For those living in denser urban areas the conversation about commuting, or generally getting from A to B, should be focused on improved public transit infrastructure and on making it free for people. This would incentivize either leaving the car at home, or not even having one.  For many years living in Toronto my ‘car’ was the TTC and my bike.  Throw a backpack on and add a couple baskets to your bike and grocery shopping is no problem. 

However, if you are shopping for a family it can be challenging, and if you are not in an area serviced by efficient public transit and that is geographically spread out, as things often are in Canada, then while the fight rages for creating widespread access to free public transit having a car might be necessary.  That’s where our family currently find ourselves—trying to avoid driving as much as possible, but acknowledging that we need to do so some of the time.

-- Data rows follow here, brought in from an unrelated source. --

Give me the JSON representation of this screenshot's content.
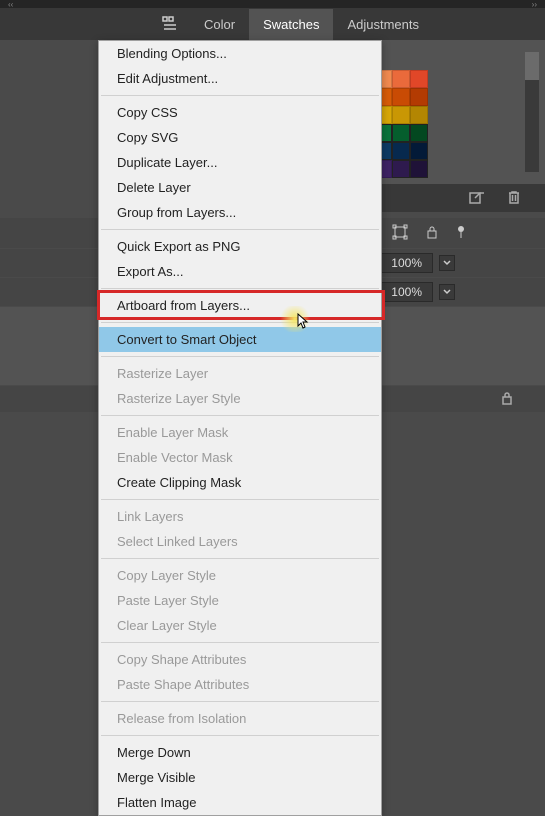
{
  "top_thin_left": "‹‹",
  "top_thin_right": "››",
  "tabs": {
    "color": "Color",
    "swatches": "Swatches",
    "adjustments": "Adjustments"
  },
  "swatch_colors": [
    [
      "#ff0000",
      "#ffff00",
      "#00ff00",
      "#00ffff",
      "#0000ff",
      "#ff00ff"
    ],
    [
      "#ed1c24",
      "#fff200",
      "#00a651",
      "#00aeef",
      "#2e3192",
      "#ec008c",
      "#111",
      "#222",
      "#333",
      "#f7c59f",
      "#f9a870",
      "#f28b50",
      "#ea6a3b",
      "#e14728"
    ],
    [
      "#8a1a12",
      "#a82218",
      "#c62d1d",
      "#d73a23",
      "#e8532a",
      "#111",
      "#222",
      "#333",
      "#f6a623",
      "#f28c1b",
      "#e57311",
      "#d85c08",
      "#c94b04",
      "#b33b02"
    ],
    [
      "#8a3b12",
      "#a84918",
      "#c6571d",
      "#d76423",
      "#e8752a",
      "#111",
      "#222",
      "#333",
      "#f6dd23",
      "#f2cd1b",
      "#e5bb11",
      "#d8a808",
      "#c99704",
      "#b38602"
    ],
    [
      "#4a7a12",
      "#5a9018",
      "#6aa61d",
      "#7ab823",
      "#8aca2a",
      "#111",
      "#222",
      "#333",
      "#23b66d",
      "#1ba05d",
      "#128a4c",
      "#0a743c",
      "#055e2d",
      "#034820"
    ],
    [
      "#125a7a",
      "#186d90",
      "#1d80a6",
      "#2392b8",
      "#2aa4ca",
      "#111",
      "#222",
      "#333",
      "#1d6fa6",
      "#185d90",
      "#124b7a",
      "#0c3a64",
      "#07294e",
      "#031a38"
    ],
    [
      "#3a2a7a",
      "#4a3490",
      "#5a3ea6",
      "#6a48b8",
      "#7a52ca",
      "#111",
      "#222",
      "#333",
      "#6d3aa6",
      "#5d3290",
      "#4d2a7a",
      "#3d2264",
      "#2e1a4e",
      "#1f1238"
    ]
  ],
  "percent_rows": {
    "r1": "100%",
    "r2": "100%"
  },
  "context_menu": {
    "groups": [
      {
        "items": [
          {
            "k": "blending",
            "label": "Blending Options..."
          },
          {
            "k": "edit_adj",
            "label": "Edit Adjustment..."
          }
        ]
      },
      {
        "items": [
          {
            "k": "copy_css",
            "label": "Copy CSS"
          },
          {
            "k": "copy_svg",
            "label": "Copy SVG"
          },
          {
            "k": "dup",
            "label": "Duplicate Layer..."
          },
          {
            "k": "del",
            "label": "Delete Layer"
          },
          {
            "k": "grp",
            "label": "Group from Layers..."
          }
        ]
      },
      {
        "items": [
          {
            "k": "qexp",
            "label": "Quick Export as PNG"
          },
          {
            "k": "expas",
            "label": "Export As..."
          }
        ]
      },
      {
        "items": [
          {
            "k": "artboard",
            "label": "Artboard from Layers..."
          }
        ]
      },
      {
        "items": [
          {
            "k": "smart",
            "label": "Convert to Smart Object",
            "hl": true
          }
        ]
      },
      {
        "items": [
          {
            "k": "rast",
            "label": "Rasterize Layer",
            "dis": true
          },
          {
            "k": "raststyle",
            "label": "Rasterize Layer Style",
            "dis": true
          }
        ]
      },
      {
        "items": [
          {
            "k": "mask",
            "label": "Enable Layer Mask",
            "dis": true
          },
          {
            "k": "vmask",
            "label": "Enable Vector Mask",
            "dis": true
          },
          {
            "k": "clip",
            "label": "Create Clipping Mask"
          }
        ]
      },
      {
        "items": [
          {
            "k": "link",
            "label": "Link Layers",
            "dis": true
          },
          {
            "k": "sellink",
            "label": "Select Linked Layers",
            "dis": true
          }
        ]
      },
      {
        "items": [
          {
            "k": "cpstyle",
            "label": "Copy Layer Style",
            "dis": true
          },
          {
            "k": "pstyle",
            "label": "Paste Layer Style",
            "dis": true
          },
          {
            "k": "clstyle",
            "label": "Clear Layer Style",
            "dis": true
          }
        ]
      },
      {
        "items": [
          {
            "k": "cpshape",
            "label": "Copy Shape Attributes",
            "dis": true
          },
          {
            "k": "pshape",
            "label": "Paste Shape Attributes",
            "dis": true
          }
        ]
      },
      {
        "items": [
          {
            "k": "release",
            "label": "Release from Isolation",
            "dis": true
          }
        ]
      },
      {
        "items": [
          {
            "k": "mdown",
            "label": "Merge Down"
          },
          {
            "k": "mvis",
            "label": "Merge Visible"
          },
          {
            "k": "flat",
            "label": "Flatten Image"
          }
        ]
      }
    ]
  }
}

Knowing that cars are a necessary evil in our lives we long ago decided that we would never purchase another gas-powered vehicle; having said that we also decided that an existing car is better for the environment than a newly manufactured car, something that in my reading is difficult to quantify with certainty but that appears to be met with general consensus.  With that in mind we have begun the process of researching which car we’ll be purchasing when our current combustion-engine ages out in the near future.

One thing we discovered is that there is more going on in terms of tackling the major downsides of EVs (the batteries, both the components and end-of-life disposal) than we realized and in Ontario there is seemingly a bright future after some darker days not so long ago when our current Premier was first elected.  Not only are there plans to mine lithium in northern Ontario, which is problematic BUT better than continuing to exploit the Global South, there is also a growing industry around recycling and repurposing batteries at the end of their lifespan, both for new EV batteries and for electricity storage batteries.  And this is just the current state of affairs.  Emerging technology should never been relied on as the saviour of the planet—we all need to be proactive in our behaviour and not rely solely on technology, all while viewing each decision through the lens of climate change—however, we should absolutely embrace the greener future that new tech is designed for and welcome that tech with both eyes and arms wide open.  After all, these cars are still in their infancy and will continue to quickly improve.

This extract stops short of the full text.